Du silence à l’empathie, il n’y a qu’un pas. Appelons-le respect. Trop souvent, les dirigeants s’adressent à leurs collaborateurs en centrant leur discours sur eux-mêmes. «Quand on prend la parole, on a tendance à tout remettre à soi. Or, il faudrait pouvoir faire l’inverse, c’est-à-dire parler de ses équipes, ses collaborateurs, pour qu’ils se sentent totalement inclus dans la stratégie.»
Agir en qualité de réalisateur
Ne pas perdre de vue que le temps de parole est limité, entre 15 et 20 %. Le reste, c’est de l’écoute. De là, l’importance de la gestuelle. L’image visuelle va influencer l’image sonore. Plus on a des gestes variés, plus le ton sera intéressant.
Un décor ? Oui, mais pas trop chargé, sinon l’interlocuteur ne regarde plus que cela. Ne pas le négliger pour autant. «Le -bon- décor est un élément de communication. Eviter toutefois les images virtuelles, comme une plage idyllique en arrière-fond, observe encore Charlie Clarck. C’est souvent laid. Et puis, c’est antinomiques avec ce qu’on vise. On a besoin de réalisme, sentir la présence !»

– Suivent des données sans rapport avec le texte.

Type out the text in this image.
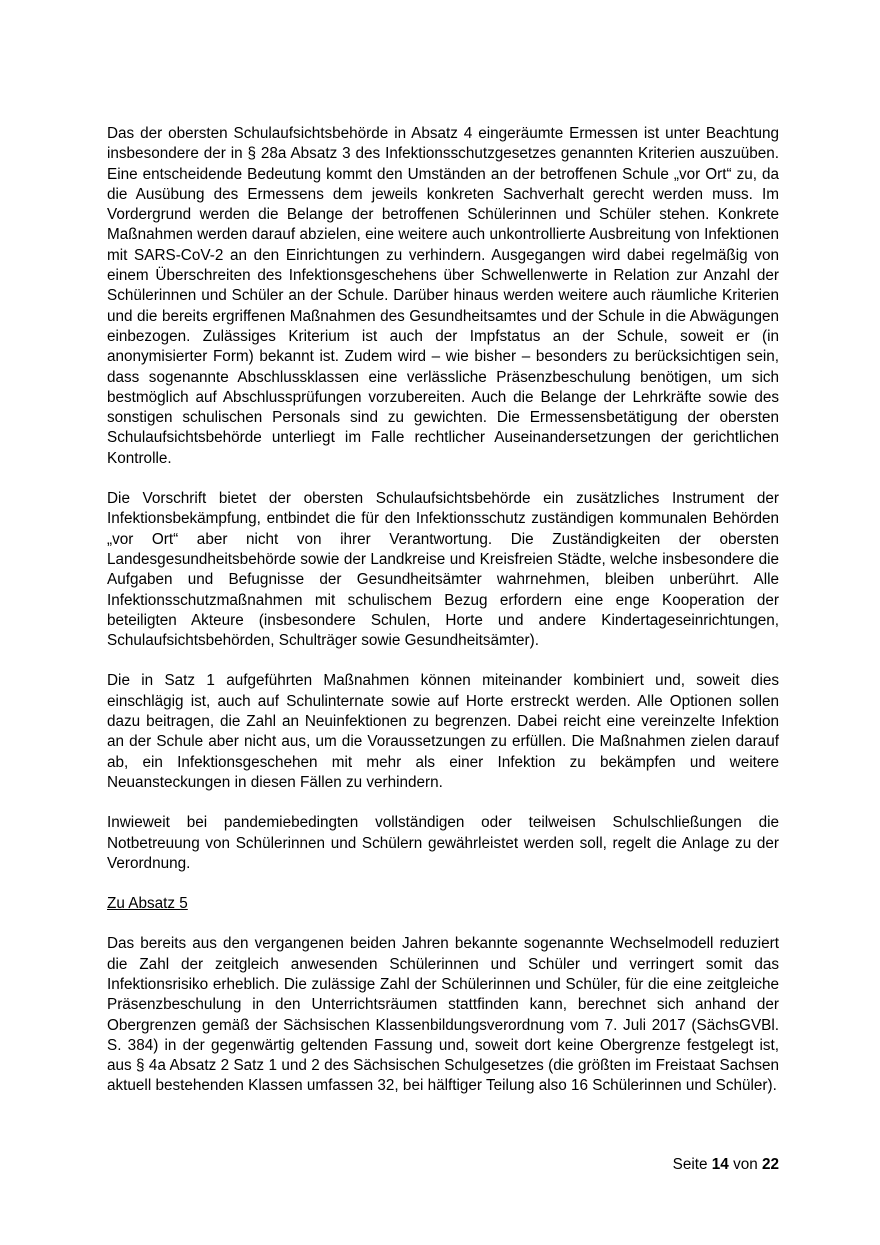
Das der obersten Schulaufsichtsbehörde in Absatz 4 eingeräumte Ermessen ist unter Beachtung insbesondere der in § 28a Absatz 3 des Infektionsschutzgesetzes genannten Kriterien auszuüben. Eine entscheidende Bedeutung kommt den Umständen an der betroffenen Schule „vor Ort“ zu, da die Ausübung des Ermessens dem jeweils konkreten Sachverhalt gerecht werden muss. Im Vordergrund werden die Belange der betroffenen Schülerinnen und Schüler stehen. Konkrete Maßnahmen werden darauf abzielen, eine weitere auch unkontrollierte Ausbreitung von Infektionen mit SARS-CoV-2 an den Einrichtungen zu verhindern. Ausgegangen wird dabei regelmäßig von einem Überschreiten des Infektionsgeschehens über Schwellenwerte in Relation zur Anzahl der Schülerinnen und Schüler an der Schule. Darüber hinaus werden weitere auch räumliche Kriterien und die bereits ergriffenen Maßnahmen des Gesundheitsamtes und der Schule in die Abwägungen einbezogen. Zulässiges Kriterium ist auch der Impfstatus an der Schule, soweit er (in anonymisierter Form) bekannt ist. Zudem wird – wie bisher – besonders zu berücksichtigen sein, dass sogenannte Abschlussklassen eine verlässliche Präsenzbeschulung benötigen, um sich bestmöglich auf Abschlussprüfungen vorzubereiten. Auch die Belange der Lehrkräfte sowie des sonstigen schulischen Personals sind zu gewichten. Die Ermessensbetätigung der obersten Schulaufsichtsbehörde unterliegt im Falle rechtlicher Auseinandersetzungen der gerichtlichen Kontrolle.

Die Vorschrift bietet der obersten Schulaufsichtsbehörde ein zusätzliches Instrument der Infektionsbekämpfung, entbindet die für den Infektionsschutz zuständigen kommunalen Behörden „vor Ort“ aber nicht von ihrer Verantwortung. Die Zuständigkeiten der obersten Landesgesundheitsbehörde sowie der Landkreise und Kreisfreien Städte, welche insbesondere die Aufgaben und Befugnisse der Gesundheitsämter wahrnehmen, bleiben unberührt. Alle Infektionsschutzmaßnahmen mit schulischem Bezug erfordern eine enge Kooperation der beteiligten Akteure (insbesondere Schulen, Horte und andere Kindertageseinrichtungen, Schulaufsichtsbehörden, Schulträger sowie Gesundheitsämter).

Die in Satz 1 aufgeführten Maßnahmen können miteinander kombiniert und, soweit dies einschlägig ist, auch auf Schulinternate sowie auf Horte erstreckt werden. Alle Optionen sollen dazu beitragen, die Zahl an Neuinfektionen zu begrenzen. Dabei reicht eine vereinzelte Infektion an der Schule aber nicht aus, um die Voraussetzungen zu erfüllen. Die Maßnahmen zielen darauf ab, ein Infektionsgeschehen mit mehr als einer Infektion zu bekämpfen und weitere Neuansteckungen in diesen Fällen zu verhindern.

Inwieweit bei pandemiebedingten vollständigen oder teilweisen Schulschließungen die Notbetreuung von Schülerinnen und Schülern gewährleistet werden soll, regelt die Anlage zu der Verordnung.

Zu Absatz 5

Das bereits aus den vergangenen beiden Jahren bekannte sogenannte Wechselmodell reduziert die Zahl der zeitgleich anwesenden Schülerinnen und Schüler und verringert somit das Infektionsrisiko erheblich. Die zulässige Zahl der Schülerinnen und Schüler, für die eine zeitgleiche Präsenzbeschulung in den Unterrichtsräumen stattfinden kann, berechnet sich anhand der Obergrenzen gemäß der Sächsischen Klassenbildungsverordnung vom 7. Juli 2017 (SächsGVBl. S. 384) in der gegenwärtig geltenden Fassung und, soweit dort keine Obergrenze festgelegt ist, aus § 4a Absatz 2 Satz 1 und 2 des Sächsischen Schulgesetzes (die größten im Freistaat Sachsen aktuell bestehenden Klassen umfassen 32, bei hälftiger Teilung also 16 Schülerinnen und Schüler).

Seite 14 von 22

Ultime conseil : se positionner en qualité de réalisateur, insiste Charlie Clarck. «C’est vous qui dirigez, ne l’oubliez pas. C’est vous qui donnez les codes de communication… Tenir une réunion c’est donner le ton ! Il faut assumer qu’il y a un chef, un animateur de la réunion qui énonce clairement les enjeux et distribue la parole.»